Dear Batshit Loopy Lame-duck Prez,
I understand it has been a tough twenty-four hours for you, sir. What with staying up past your bed time watching the country rebuke your (absence of) leadership. And then having to sacrificially offer up dear old Rummy. I understand why you look like somebody kicked your dog. But, since new speaker of the House Nancy Pelosi has basically agreed not to impeach you for your lying us into war, you're going to be with us as a lame duck for a couple of years. Therefore, I took the liberty of jotting down some notes from the past day. Things that I think might help you get by for the next couple of years.
Second, (and this one is really important) stop congratulating people who have completely fucked up in the most obvious ways. You know, like when you said "great job Brownie," after your FEMA secretary oversaw the total non-response to the greatest natural disaster this country has ever seen. You did it again today. And most people in this country don't care about you as much as I do, so I'm fairly certain when I say this -- you really pissed people off when you congratulated Rummy on doing a great job in Iraq. You see, sir, you were firing him because Iraq is presently the greatest foriegn affairs disaster that any living voter can remember. So it sounds pretty fucking dim-witted for you to roll-out the compliment on one hand, while you're forcing Rummy off the stage with the other. And while beyond doubt America knows you are a dim feeb, you shouldn't remind them of it so blatantly. It was nice to have a revolutionary election. No sense encouraging anything Marie Antionette-ish, though. So. To make it easy. Praising the incomeptent = engendering hostility = small increase in the chance of actual revolution = ugly things (picture modern Iraq, cast in D.C. terms). So just fucking stop it. Watch some "Apprentice" re-runs (oh, you've already seen every show?) and practice forming the words Donald Trump says at the end: "You're fired." Then shut-up, and these two years should go by much more smoothly.

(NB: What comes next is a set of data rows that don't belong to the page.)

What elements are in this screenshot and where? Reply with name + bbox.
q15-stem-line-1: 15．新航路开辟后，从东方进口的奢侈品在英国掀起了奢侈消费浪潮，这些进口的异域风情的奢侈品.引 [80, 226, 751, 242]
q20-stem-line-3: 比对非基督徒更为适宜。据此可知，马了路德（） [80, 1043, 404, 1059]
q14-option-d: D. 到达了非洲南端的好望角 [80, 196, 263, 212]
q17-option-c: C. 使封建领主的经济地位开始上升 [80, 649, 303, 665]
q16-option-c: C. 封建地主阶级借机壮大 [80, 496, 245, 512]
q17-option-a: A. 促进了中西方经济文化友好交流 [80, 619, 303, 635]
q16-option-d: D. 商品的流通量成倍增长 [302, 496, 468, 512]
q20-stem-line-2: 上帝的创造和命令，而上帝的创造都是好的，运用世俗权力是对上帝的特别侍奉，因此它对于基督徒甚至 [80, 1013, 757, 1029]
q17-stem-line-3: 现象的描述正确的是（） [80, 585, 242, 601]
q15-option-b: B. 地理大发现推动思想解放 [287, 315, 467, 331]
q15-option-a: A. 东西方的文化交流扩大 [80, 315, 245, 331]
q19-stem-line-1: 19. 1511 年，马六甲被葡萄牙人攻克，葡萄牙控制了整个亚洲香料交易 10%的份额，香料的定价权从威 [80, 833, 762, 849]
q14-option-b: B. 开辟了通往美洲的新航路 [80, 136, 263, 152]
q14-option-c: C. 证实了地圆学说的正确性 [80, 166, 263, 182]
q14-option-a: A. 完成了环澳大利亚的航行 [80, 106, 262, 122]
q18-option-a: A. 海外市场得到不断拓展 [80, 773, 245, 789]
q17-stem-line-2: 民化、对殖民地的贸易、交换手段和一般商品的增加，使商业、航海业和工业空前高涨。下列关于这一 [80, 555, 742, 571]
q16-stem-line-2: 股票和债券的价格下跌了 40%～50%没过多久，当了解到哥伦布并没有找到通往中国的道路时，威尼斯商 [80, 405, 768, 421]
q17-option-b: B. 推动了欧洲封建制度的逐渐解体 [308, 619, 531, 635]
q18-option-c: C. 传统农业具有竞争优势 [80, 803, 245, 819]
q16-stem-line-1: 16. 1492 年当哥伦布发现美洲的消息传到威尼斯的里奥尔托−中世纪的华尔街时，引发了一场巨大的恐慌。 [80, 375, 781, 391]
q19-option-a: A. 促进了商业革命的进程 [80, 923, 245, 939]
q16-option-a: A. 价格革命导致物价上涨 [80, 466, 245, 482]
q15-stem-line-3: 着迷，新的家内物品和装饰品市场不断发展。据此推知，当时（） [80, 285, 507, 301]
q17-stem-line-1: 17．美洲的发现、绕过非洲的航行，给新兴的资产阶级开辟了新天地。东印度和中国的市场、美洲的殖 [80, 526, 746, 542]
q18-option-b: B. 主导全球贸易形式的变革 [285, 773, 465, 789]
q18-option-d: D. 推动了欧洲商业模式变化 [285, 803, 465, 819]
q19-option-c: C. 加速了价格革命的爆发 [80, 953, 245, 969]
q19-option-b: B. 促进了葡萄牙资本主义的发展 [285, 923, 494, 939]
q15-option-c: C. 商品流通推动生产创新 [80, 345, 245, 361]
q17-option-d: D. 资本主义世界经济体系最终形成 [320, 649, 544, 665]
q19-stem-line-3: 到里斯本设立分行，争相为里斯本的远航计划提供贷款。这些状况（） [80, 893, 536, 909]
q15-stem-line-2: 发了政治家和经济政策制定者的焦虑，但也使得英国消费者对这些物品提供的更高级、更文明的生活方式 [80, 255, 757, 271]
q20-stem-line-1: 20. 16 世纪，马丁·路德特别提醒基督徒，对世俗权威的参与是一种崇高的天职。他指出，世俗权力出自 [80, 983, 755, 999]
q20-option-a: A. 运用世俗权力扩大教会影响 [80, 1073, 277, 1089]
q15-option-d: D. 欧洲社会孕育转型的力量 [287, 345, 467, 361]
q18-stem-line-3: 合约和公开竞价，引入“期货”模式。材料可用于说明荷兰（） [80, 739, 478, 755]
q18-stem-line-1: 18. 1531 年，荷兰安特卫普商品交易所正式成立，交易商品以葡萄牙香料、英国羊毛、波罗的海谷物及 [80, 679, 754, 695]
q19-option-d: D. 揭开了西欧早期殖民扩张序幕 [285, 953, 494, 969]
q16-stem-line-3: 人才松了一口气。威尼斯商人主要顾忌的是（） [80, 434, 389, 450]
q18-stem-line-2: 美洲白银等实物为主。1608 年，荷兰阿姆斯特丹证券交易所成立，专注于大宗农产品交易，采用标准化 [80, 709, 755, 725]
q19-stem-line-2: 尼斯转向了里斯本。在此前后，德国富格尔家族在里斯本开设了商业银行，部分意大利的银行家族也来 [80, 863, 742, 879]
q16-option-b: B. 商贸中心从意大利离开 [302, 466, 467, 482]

Third, I've got an idea about how you might lighten your workload. Make things just a bit easier. Next time you are at the ranch, clearing brush, I think you should take this new Senator, John Tester, with you. There's a dude who looks like he could clear all your brush in about an hour. And he only has seven fingers, I think. Shoot sir, this would free up 30 or 40 hours a week, I bet. You might be able to learn how to imitate a competent commander-and-chief with all that extra time. Probably not. But you could try. Plus, you could probably take Tester hunting -- a lot less likely to shoot you in the face than that guy with all the stents in his heart.
Fourth, a short vocabulary primer. Some terms you may need to know now that the country has spoken. Subpoena -- an order by a court or Congress for you and your minions to appear and attempt to lie under oath to avoid responsibility for anything. Oversight -- this is that thing the Republican Congress never liked to do. You know, like having a boss or supervisor so you aren't running wild trying to destroy the world with impunity. Finally. Democracy -- representing the interests of the electorate. Just, work on these for now.
That's all I've got for today, sir. I'm a little tired. I was up until three a.m. or so celebrating the re-birth of our Republic. Best of luck.